Pour la première fois depuis 1958, les parlementaires vont débattre dans un contexte très particulier : non seulement le gouvernement ne dispose pas de majorité à l'Assemblée, mais il a aussi renoncé à l'article 49.3 de la Constitution qui lui a permis depuis 2022 de faire adopter, sans vote, tous les budgets.
Les passes d'armes vont débuter ce lundi : la première partie du projet de loi de finances pour 2026, consacrée aux recettes de l'État, commencera à être débattue en commission à l'Assemblée où quelque 1 800 amendements ont été déposés.
Dans l'hémicycle, les députés repartiront de la copie initiale du gouvernement, mais le passage en commission servira tout de même de révélateur des positions des uns et des autres. Certes, les groupes ont promis de ne pas obstruer le débat parlementaire afin de ne pas dépasser les délais constitutionnels pour voter les budgets.
« Pas d'illusions »
Mais que ce soit pour celui de l'État ou de la Sécurité sociale, chacun va tenter d'arracher des victoires puisque, sans 49.3 possible, c'est la version amendée, issue des débats, qui sera théoriquement soumise au vote à la fin de l'année.
La gauche, PS en tête, espère notamment revenir sur l'année blanche, le gel des prestations sociales et compte réintroduire la taxe Zucman sur les hauts patrimoines. « Je ne pense pas qu'elle puisse passer » en l'état, a reconnu dimanche soir sur BFMTV l'ex-président et député PS François Hollande. Dans ce cas, « il faudra qu'il y ait d'autres modalités qui soient trouvées » pour taxer les ultrariches.

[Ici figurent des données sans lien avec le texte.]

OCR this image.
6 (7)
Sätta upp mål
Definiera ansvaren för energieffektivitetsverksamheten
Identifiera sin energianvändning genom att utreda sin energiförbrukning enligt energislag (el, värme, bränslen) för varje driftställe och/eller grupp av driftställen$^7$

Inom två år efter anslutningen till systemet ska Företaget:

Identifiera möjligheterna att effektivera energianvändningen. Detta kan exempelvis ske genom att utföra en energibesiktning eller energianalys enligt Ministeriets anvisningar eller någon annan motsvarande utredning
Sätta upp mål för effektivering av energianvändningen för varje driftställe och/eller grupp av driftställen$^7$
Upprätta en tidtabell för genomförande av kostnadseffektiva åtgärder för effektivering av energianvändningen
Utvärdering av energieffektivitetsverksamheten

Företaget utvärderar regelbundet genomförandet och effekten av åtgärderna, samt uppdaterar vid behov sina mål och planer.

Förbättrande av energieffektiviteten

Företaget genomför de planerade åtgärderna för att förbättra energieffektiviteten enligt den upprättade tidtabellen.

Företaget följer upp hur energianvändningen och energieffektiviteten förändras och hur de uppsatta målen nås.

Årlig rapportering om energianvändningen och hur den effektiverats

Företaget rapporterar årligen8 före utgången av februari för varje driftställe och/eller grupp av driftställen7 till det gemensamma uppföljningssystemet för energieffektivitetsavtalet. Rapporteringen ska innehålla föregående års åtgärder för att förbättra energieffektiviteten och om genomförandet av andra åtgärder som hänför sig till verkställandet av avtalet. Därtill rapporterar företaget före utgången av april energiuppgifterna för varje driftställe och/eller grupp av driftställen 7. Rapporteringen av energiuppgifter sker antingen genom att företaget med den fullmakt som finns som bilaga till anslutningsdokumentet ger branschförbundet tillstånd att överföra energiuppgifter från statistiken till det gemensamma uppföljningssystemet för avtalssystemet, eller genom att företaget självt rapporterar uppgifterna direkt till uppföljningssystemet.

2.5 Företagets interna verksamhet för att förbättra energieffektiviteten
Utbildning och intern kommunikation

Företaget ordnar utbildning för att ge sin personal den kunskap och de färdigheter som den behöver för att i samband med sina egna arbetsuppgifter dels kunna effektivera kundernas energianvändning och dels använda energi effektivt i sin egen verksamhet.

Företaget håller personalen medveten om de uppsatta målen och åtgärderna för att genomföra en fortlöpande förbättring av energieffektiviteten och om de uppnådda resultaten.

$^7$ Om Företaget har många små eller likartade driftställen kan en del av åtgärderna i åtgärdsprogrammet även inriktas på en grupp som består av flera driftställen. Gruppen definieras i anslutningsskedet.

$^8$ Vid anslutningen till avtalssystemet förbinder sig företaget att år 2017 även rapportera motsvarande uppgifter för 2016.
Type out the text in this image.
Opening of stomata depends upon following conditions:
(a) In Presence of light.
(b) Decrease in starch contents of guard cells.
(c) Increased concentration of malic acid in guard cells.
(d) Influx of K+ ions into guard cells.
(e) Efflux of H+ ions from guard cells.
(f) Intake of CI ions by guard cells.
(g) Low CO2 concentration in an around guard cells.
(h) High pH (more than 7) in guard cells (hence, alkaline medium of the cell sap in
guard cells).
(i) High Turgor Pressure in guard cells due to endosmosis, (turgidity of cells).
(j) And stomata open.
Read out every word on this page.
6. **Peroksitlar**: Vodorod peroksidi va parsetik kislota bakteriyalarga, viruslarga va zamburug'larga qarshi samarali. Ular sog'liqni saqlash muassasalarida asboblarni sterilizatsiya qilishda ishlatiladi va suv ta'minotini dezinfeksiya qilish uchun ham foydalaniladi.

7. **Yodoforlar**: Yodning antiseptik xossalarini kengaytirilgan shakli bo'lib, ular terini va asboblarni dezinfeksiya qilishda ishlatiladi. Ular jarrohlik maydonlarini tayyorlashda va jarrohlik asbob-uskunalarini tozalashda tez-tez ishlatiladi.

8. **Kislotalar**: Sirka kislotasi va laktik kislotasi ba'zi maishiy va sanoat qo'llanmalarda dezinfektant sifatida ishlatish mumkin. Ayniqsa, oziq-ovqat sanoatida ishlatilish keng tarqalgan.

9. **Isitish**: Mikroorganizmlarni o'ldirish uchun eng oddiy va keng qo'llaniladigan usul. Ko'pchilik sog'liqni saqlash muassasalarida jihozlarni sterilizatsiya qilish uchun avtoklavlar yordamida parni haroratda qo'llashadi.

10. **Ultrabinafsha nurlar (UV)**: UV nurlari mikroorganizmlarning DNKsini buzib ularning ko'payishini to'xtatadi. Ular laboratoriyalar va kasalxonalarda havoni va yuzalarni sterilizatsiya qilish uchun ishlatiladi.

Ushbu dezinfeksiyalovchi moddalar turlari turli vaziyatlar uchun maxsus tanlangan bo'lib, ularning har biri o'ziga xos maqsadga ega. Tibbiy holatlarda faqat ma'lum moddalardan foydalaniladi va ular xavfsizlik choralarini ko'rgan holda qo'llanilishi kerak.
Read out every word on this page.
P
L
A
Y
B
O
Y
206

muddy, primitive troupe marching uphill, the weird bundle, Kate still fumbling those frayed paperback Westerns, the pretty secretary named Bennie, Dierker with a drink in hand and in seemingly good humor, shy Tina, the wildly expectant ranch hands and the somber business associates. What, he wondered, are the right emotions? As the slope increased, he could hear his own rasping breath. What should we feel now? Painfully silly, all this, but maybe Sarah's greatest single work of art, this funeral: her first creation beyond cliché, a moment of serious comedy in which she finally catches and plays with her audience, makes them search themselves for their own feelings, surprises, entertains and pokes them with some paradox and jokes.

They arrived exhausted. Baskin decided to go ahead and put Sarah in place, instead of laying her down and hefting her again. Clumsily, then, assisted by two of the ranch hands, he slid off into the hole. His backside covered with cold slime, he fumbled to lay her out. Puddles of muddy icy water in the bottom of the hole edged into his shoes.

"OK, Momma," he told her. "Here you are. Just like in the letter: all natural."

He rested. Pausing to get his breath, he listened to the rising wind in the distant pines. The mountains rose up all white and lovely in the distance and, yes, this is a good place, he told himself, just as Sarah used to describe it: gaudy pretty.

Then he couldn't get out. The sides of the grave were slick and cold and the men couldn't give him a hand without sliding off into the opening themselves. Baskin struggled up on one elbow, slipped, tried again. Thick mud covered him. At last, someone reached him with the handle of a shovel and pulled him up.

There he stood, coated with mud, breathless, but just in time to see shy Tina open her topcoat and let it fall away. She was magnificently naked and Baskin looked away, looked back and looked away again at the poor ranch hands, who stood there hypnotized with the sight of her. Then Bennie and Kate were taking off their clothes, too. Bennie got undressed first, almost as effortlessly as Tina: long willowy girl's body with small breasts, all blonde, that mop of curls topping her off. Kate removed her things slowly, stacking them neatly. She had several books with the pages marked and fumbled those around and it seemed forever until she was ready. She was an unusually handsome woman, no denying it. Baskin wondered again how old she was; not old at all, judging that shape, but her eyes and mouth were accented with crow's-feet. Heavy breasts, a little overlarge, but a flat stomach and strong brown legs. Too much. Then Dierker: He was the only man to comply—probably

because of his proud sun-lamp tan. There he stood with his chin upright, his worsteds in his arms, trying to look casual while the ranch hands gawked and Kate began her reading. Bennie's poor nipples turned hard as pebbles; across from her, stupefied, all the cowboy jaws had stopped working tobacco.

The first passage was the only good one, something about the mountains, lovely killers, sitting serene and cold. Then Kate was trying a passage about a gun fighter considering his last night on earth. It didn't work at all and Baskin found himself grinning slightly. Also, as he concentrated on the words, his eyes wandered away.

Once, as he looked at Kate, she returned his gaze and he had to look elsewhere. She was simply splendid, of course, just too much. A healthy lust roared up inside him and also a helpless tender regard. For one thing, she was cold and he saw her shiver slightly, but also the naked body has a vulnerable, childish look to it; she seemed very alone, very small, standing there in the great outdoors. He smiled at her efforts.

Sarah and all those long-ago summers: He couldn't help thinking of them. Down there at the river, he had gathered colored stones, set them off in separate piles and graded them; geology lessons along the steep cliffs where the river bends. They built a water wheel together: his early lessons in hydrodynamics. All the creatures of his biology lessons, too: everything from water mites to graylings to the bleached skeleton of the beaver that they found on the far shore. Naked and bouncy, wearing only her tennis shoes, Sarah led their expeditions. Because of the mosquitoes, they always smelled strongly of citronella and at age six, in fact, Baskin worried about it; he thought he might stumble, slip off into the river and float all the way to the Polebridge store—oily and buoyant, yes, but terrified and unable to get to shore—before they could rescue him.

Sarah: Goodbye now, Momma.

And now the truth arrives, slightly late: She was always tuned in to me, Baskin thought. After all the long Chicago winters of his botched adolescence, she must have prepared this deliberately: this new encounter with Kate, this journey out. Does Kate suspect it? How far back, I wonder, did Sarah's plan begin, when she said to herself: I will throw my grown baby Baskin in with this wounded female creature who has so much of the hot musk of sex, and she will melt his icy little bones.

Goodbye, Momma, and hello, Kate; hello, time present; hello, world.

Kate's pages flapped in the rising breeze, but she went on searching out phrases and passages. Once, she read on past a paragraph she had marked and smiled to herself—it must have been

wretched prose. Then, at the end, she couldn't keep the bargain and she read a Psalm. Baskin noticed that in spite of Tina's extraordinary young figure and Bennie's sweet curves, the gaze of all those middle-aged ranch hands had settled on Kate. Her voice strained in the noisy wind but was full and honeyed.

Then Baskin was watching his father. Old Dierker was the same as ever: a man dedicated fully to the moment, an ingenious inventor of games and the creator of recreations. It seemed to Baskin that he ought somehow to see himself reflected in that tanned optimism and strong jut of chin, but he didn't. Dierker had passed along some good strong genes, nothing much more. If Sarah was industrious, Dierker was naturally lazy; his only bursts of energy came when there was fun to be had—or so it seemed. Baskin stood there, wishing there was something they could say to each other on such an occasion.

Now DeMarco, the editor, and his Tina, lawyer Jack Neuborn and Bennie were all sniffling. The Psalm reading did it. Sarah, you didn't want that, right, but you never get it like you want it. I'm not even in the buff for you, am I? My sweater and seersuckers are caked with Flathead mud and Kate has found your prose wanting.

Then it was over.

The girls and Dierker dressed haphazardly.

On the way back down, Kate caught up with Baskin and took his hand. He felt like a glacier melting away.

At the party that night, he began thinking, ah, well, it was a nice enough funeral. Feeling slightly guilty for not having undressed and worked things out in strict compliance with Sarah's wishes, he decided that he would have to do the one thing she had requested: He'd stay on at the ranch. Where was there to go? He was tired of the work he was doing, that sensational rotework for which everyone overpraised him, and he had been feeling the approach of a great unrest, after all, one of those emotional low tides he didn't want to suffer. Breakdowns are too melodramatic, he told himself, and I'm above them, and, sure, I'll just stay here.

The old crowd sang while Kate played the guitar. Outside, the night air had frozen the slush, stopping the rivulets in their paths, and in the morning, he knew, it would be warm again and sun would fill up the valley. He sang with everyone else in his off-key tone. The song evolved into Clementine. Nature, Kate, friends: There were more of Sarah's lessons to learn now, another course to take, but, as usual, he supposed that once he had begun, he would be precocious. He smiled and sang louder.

Le président de la Commission des Finances de l'Assemblée, l'Insoumis Eric Coquerel, ne se fait pas non plus d'« illusions » : « Il n'y aura pas de majorité pour passer beaucoup des mesures » voulues par la gauche « notamment car le RN me semble engager la discussion budgétaire sur un côté plus néolibéral que l'an dernier ». Au final, l'objectif de La France insoumise sera donc de « battre », ne pas voter, ce budget.
À droite, malgré leurs divergences, Les Républicains promettent de lutter contre les hausses d'impôts et pour une baisse de la dépense publique. Et le Rassemblement national pourrait remettre sur la table la suppression de l'Aide médicale d'État pour les sans-papiers, une ligne rouge pour la gauche.
Face à cela, le camp gouvernemental appelle au compromis. « Ne pas avoir de budget serait un aveu d'impuissance collective énorme », a mis en garde la ministre chargée des Comptes publics, Amélie de Montchalin, samedi dans un entretien à Ouest-France.
« Appel à la lucidité »
Son collègue à l'Economie, Roland Lescure, a aussi lancé sur Franceinfo « un appel à la lucidité » et à « la responsabilité ». La dette française apparaît de plus en plus vulnérable sur les marchés.
Vendredi, l'une des plus grandes agences de notation, S&P Global Ratings, a abaissé d'un cran la note de la France, invoquant une incertitude « élevée » sur les finances publiques. Fitch avait dégradé sa note en septembre et la décision de Moody's est attendue vendredi.
La promesse de suspension de la réforme des retraites, enjeu majeur pour permettre à Sébastien Lecornu de se maintenir, continue aussi d'agiter la classe politique.
Le gouvernement a fait le choix de l'inscrire dans un amendement au projet de budget la Sécurité sociale, mais certains craignent que cette voie lui permette de ne pas acter la suspension en cas d'enlisement des débats et de recours à des ordonnances pour faire passer le budget.
« Il n'y a ni entourloupe ni plan caché », a assuré la porte-parole du gouvernement Maud Bregeon au Parisien, le Premier ministre « veut permettre à l'Assemblée de débattre ».
Pas de quoi convaincre le RN : le gouvernement s'apprête à passer le budget par ordonnances, a assuré sur France 3 le député Jean-Philippe Tanguy. Pour preuve, selon lui, « les macronistes ont déposé un maximum d'amendements », « l'abandon du 49.3 est un cadeau empoisonné ».
Le parti d'extrême droite et LFI demandent à Sébastien Lecornu « une lettre rectificative » permettant de modifier le projet de loi de financement de la Sécurité sociale avant son examen. « On regarde tout et on réfléchit à tout. Aucune décision n'est prise », a relevé pour l'AFP un conseiller gouvernemental.
Mais cette piste n'est pas envisageable pour le président (LR) du Sénat Gérard Larcher, qui a estimé dimanche sur RTL/Public Sénat que cela « amputera de 15 jours » les débats à la chambre haute. Il a aussi mis en garde contre un éventuel recours aux ordonnances, une « négation du Parlement ».